In their second bite at the apple, the investors accusing The Charles Schwab Corporation and non-party UBS Securities LLC of an illicit agreement to siphon money from client trades said their motion now satisfies the requirements for class certification in the securities fraud case.
Last week’s filing first points to a 2004 deal under which Schwab sold its capital markets division to UBS for $265 million. “As an integral part of that transaction, Schwab and UBS entered into the Equities Order Handling Agreement (EOHA), which contractually required Schwab to route the vast majority of its non-directed customer equity orders to UBS,” the motion said.
Critically, the suit explained that Schwab omitted critical facts from its clients with regard to “non-directed equity orders to UBS,” between 2011 and 2014. Though promised the best possible execution with regular quality monitoring, the financial fraud action claimed that the investors received inferior executions.
Because Schwab automatically routed its customers’ orders to UBS it permitted UBS to handle them in ways that elevated its self-interest above that of customers, the motion said.
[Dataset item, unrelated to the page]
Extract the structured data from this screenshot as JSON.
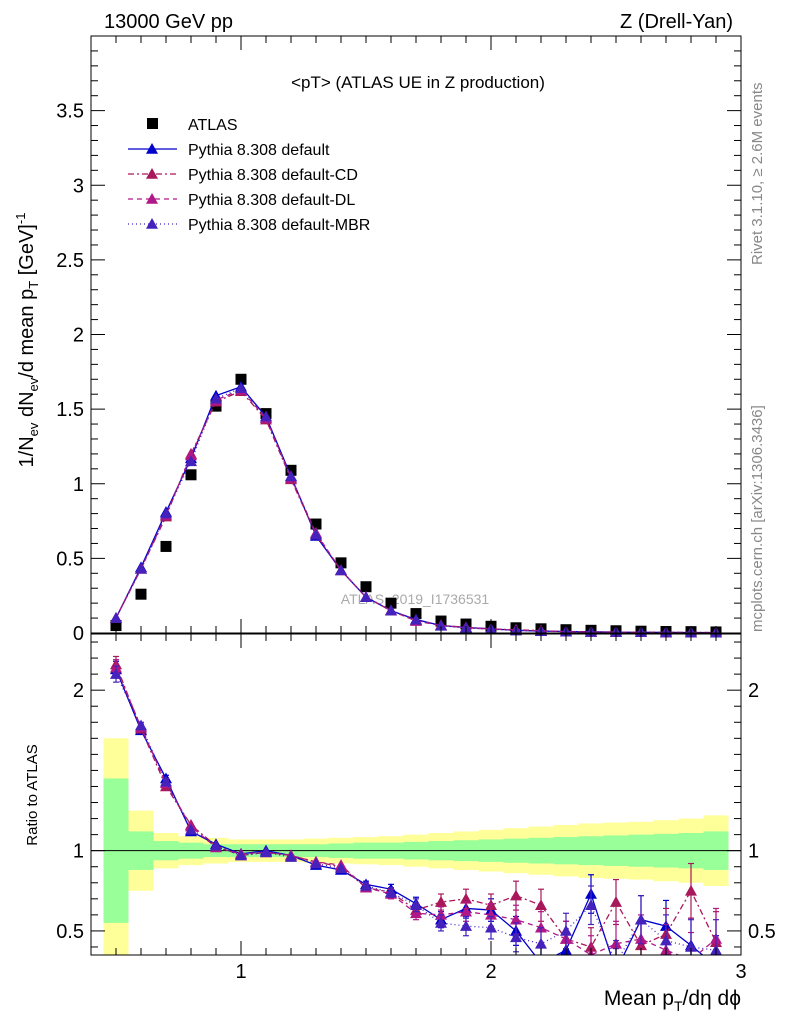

Specifically, UBS benefitted by “trading against those orders for UBS’s own account, allowing UBS customers to trade against those orders, or simply routing them onward to other destinations that would pay UBS for providing the orders, regardless of whether that destination would provide best execution.”
In addition, Schwab reaped the benefits of the agreement by, beginning in November 2012, and pursuant to the EOHA, receiving tens of millions of dollars per year. The payouts from UBS came in the form of periodic “payment for order flows” or volume-based payments based on the total number of orders Schwab routed to UBS.
The suit claimed that investors sustained monetary damages resulting from Schwab’s representations that they were receiving the best execution for their orders when in actuality, they were not.
Previously, Judge Richard Seeborg denied the plaintiffs’ motion for class certification on the basis that “no presumption of reliance applies, and so commonality and predominance were lacking.” The plaintiffs unsuccessfully appealed.
Now, and pivoting from their previous tack, the plaintiffs seek certification under Federal Rule of Civil Procedure 23(c)(4) with respect to the issues of falsity, scienter, and the presence of a scheme.
“Because those issues focus exclusively on Schwab’s uniform conduct identically affecting all Class members, they can be proven by common evidence, and easily satisfy the Rule 23(a) factors,” the plaintiffs contended.
The motion also seeks appointment of two lead plaintiffs and appointment of Glancy Prongay & Murray LLP, Bragar Eagel & Squire P.C., and Levi & Korsinsky LLP as class counsel. Charles Schwab is represented by Arnold & Porter Kaye Scholer LLP and Sidley Austin LLP.